Premièrement, on nous dit que l'accession sociale à la propriété est une bonne chose et qu'elle correspond au désir de nos concitoyens. Deuxièmement, on nous parle de l'impérieuse nécessité d'atteindre l'objectif de 20 % de logements sociaux - en fait, c'est plutôt de notre côté de l'hémicycle que cet objectif est affirmé.
Or nous ne comprenons pas pourquoi les logements acquis dans le cadre de l'accession sociale à la propriété devraient faire partie des 20 % de logements sociaux. Il est tout à fait possible de développer l'accession sociale à la propriété sans l'intégrer dans ce quota.
Mon cher collègue Revet, vous avez dit que cette notion avait un caractère éminemment social.
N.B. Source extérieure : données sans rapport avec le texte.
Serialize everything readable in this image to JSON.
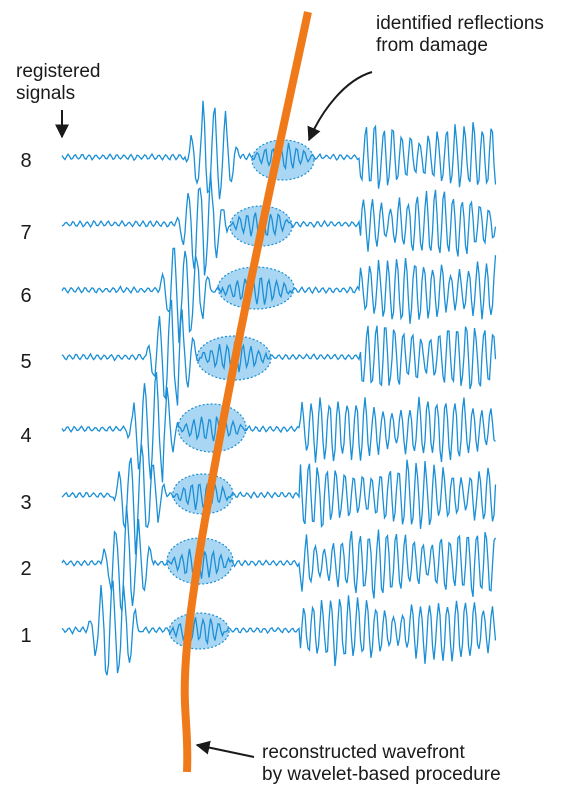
{
  "labels": {
    "registered_line1": "registered",
    "registered_line2": "signals",
    "reflections_line1": "identified reflections",
    "reflections_line2": "from damage",
    "wavefront_line1": "reconstructed wavefront",
    "wavefront_line2": "by wavelet-based procedure"
  },
  "signal_numbers": [
    "8",
    "7",
    "6",
    "5",
    "4",
    "3",
    "2",
    "1"
  ],
  "colors": {
    "signal": "#1a8fd6",
    "ellipse_fill": "#a9d6f2",
    "ellipse_stroke": "#1a8fd6",
    "wavefront": "#f07a1a",
    "text": "#1a1a1a"
  }
}
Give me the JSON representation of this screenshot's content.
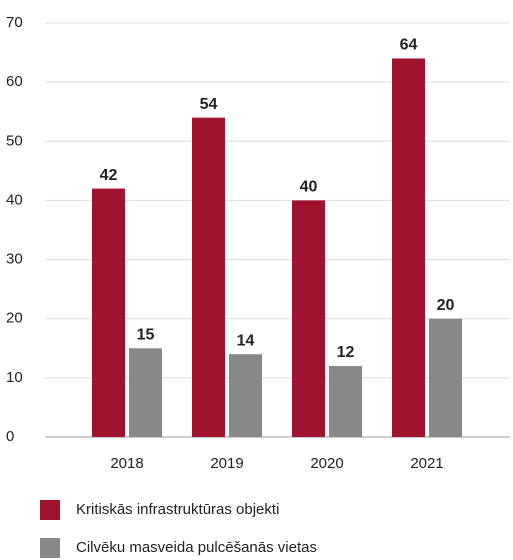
{
  "chart_data": {
    "type": "bar",
    "categories": [
      "2018",
      "2019",
      "2020",
      "2021"
    ],
    "series": [
      {
        "name": "Kritiskās infrastruktūras objekti",
        "color": "#a0132f",
        "values": [
          42,
          54,
          40,
          64
        ]
      },
      {
        "name": "Cilvēku masveida pulcēšanās vietas",
        "color": "#888888",
        "values": [
          15,
          14,
          12,
          20
        ]
      }
    ],
    "ylim": [
      0,
      70
    ],
    "yticks": [
      0,
      10,
      20,
      30,
      40,
      50,
      60,
      70
    ],
    "grid": true,
    "legend": "bottom"
  }
}
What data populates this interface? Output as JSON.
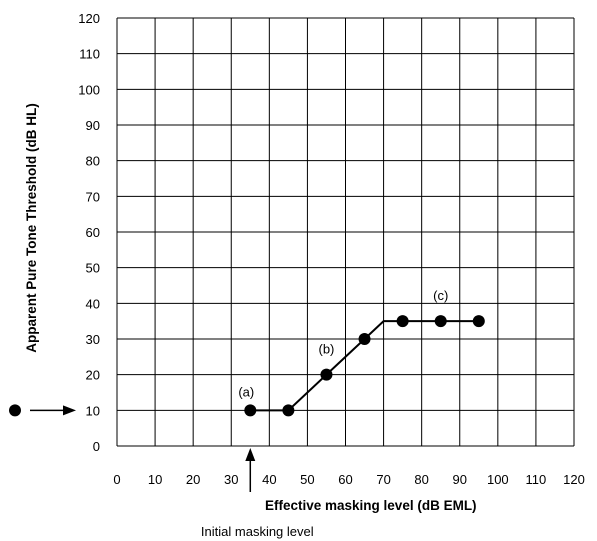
{
  "chart_data": {
    "type": "line",
    "title": "",
    "xlabel": "Effective masking level (dB EML)",
    "ylabel": "Apparent Pure Tone Threshold (dB HL)",
    "xlim": [
      0,
      120
    ],
    "ylim": [
      0,
      120
    ],
    "x_ticks": [
      "0",
      "10",
      "20",
      "30",
      "40",
      "50",
      "60",
      "70",
      "80",
      "90",
      "100",
      "110",
      "120"
    ],
    "y_ticks": [
      "0",
      "10",
      "20",
      "30",
      "40",
      "50",
      "60",
      "70",
      "80",
      "90",
      "100",
      "110",
      "120"
    ],
    "grid": true,
    "legend": "none",
    "series": [
      {
        "points": [
          {
            "x": 35,
            "y": 10,
            "marker": true
          },
          {
            "x": 45,
            "y": 10,
            "marker": true
          },
          {
            "x": 55,
            "y": 20,
            "marker": true
          },
          {
            "x": 65,
            "y": 30,
            "marker": true
          },
          {
            "x": 70,
            "y": 35,
            "marker": false
          },
          {
            "x": 75,
            "y": 35,
            "marker": true
          },
          {
            "x": 85,
            "y": 35,
            "marker": true
          },
          {
            "x": 95,
            "y": 35,
            "marker": true
          }
        ]
      }
    ],
    "annotations": [
      {
        "text": "(a)",
        "x": 35,
        "y": 10
      },
      {
        "text": "(b)",
        "x": 55,
        "y": 20
      },
      {
        "text": "(c)",
        "x": 85,
        "y": 35
      },
      {
        "text": "Initial masking level",
        "x": 35,
        "y": 0
      },
      {
        "text": "",
        "marker": "unmasked-threshold-dot",
        "x": null,
        "y": 10
      }
    ],
    "colors": {
      "line": "#000000",
      "grid": "#000000",
      "marker": "#000000"
    }
  }
}
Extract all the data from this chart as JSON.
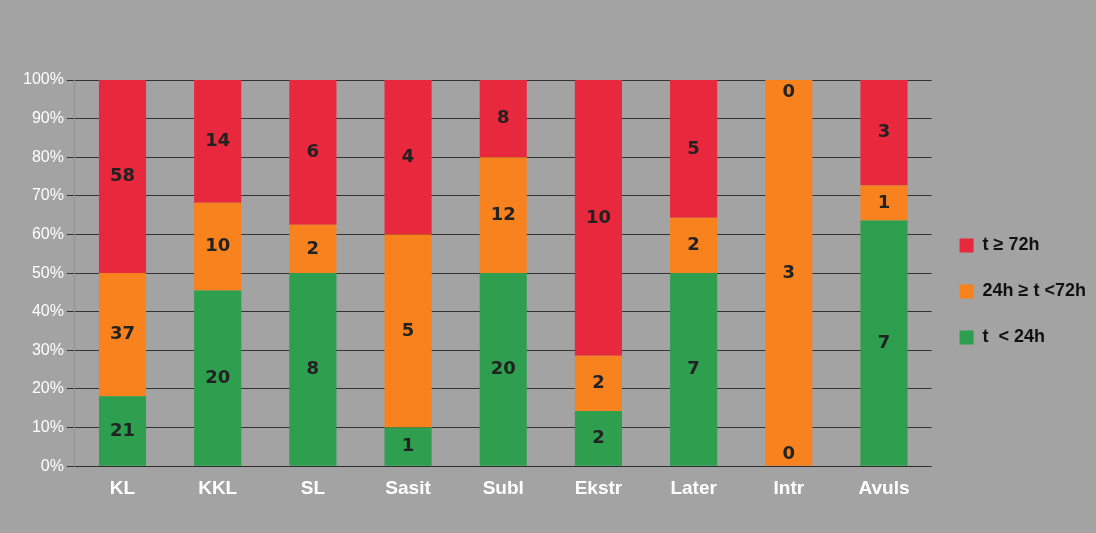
{
  "chart_data": {
    "type": "bar",
    "stacked": true,
    "categories": [
      "KL",
      "KKL",
      "SL",
      "Sasit",
      "Subl",
      "Ekstr",
      "Later",
      "Intr",
      "Avuls"
    ],
    "series": [
      {
        "name": "t  < 24h",
        "color": "#2e9e4f",
        "values": [
          18.1,
          45.5,
          50,
          10,
          50,
          14.3,
          50,
          0,
          63.6
        ]
      },
      {
        "name": "24h ≥ t <72h",
        "color": "#f7821e",
        "values": [
          31.9,
          22.7,
          12.5,
          50,
          30,
          14.3,
          14.3,
          100,
          9.1
        ]
      },
      {
        "name": "t ≥ 72h",
        "color": "#e8283c",
        "values": [
          50,
          31.8,
          37.5,
          40,
          20,
          71.4,
          35.7,
          0,
          27.3
        ]
      }
    ],
    "annotations": [
      "21",
      "37",
      "58",
      "20",
      "10",
      "14",
      "8",
      "2",
      "6",
      "1",
      "5",
      "4",
      "20",
      "12",
      "8",
      "2",
      "2",
      "10",
      "7",
      "2",
      "5",
      "0",
      "3",
      "0",
      "7",
      "1",
      "3"
    ],
    "ylim": [
      0,
      100
    ],
    "yticks": [
      {
        "value": 0,
        "label": "0%"
      },
      {
        "value": 10,
        "label": "10%"
      },
      {
        "value": 20,
        "label": "20%"
      },
      {
        "value": 30,
        "label": "30%"
      },
      {
        "value": 40,
        "label": "40%"
      },
      {
        "value": 50,
        "label": "50%"
      },
      {
        "value": 60,
        "label": "60%"
      },
      {
        "value": 70,
        "label": "70%"
      },
      {
        "value": 80,
        "label": "80%"
      },
      {
        "value": 90,
        "label": "90%"
      },
      {
        "value": 100,
        "label": "100%"
      }
    ],
    "grid": "y",
    "legend": "right"
  }
}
Je voudrais vous faire observer que, quand le prix de l'immobilier est multiplié par deux en sept ans, quand le mètre carré atteint 2 500 à 3 000 euros dans les grandes agglomérations françaises et qu'il dépasse 5 000 euros à Paris et dans plusieurs communes franciliennes, l'accession à la propriété n'est plus très sociale. Tout au plus, peut-on parler d'accession aidée à la propriété.
Ne nous leurrons pas, le marché immobilier éloigne actuellement de la propriété une majorité de Français, malgré les dispositifs qui ont été mis en place. Ceux qui sont malgré tout parvenus à acquérir leur logement ont dû montrer patte blanche à leur banquier : ils ont dû faire valoir des revenus suffisants, prouver la stabilité de leur situation personnelle, voire solliciter leur entourage familial afin qu'il se porte garant. Tout cela, finalement, pour s'endetter très souvent jusqu'à un tiers de leurs revenus, c'est-à-dire le plafond légal, et pour des durées de prêt encore plus longues. Les prêts sur vingt-cinq ans sont désormais monnaie courante et ceux sur trente ans, voire au-delà, font une apparition florissante dans l'offre bancaire.
Comment dès lors pouvez-vous assimiler ces logements, acquis dans les conditions que je viens d'évoquer, à des logements sociaux ? Parmi les demandes de logement social, 70 % à 80 % émanent de personnes dont les revenus ne dépassent pas deux tiers des plafonds de ressources des PLAI. Ce sont ceux-là qui ont prioritairement besoin de logements sociaux, mais ils ne pourront pas accéder à la propriété. C'est donc d'eux qu'il faut parler, et c'est par rapport à leur cas que la règle des 20 % est absolument indispensable.
Pour autant, cela n'empêche pas de favoriser l'accession sociale à la propriété. Toutefois, aucun argument ne nous a été donné à ce stade du débat pour nous expliquer pourquoi celle-ci devrait se développer dans le cadre des 20 %.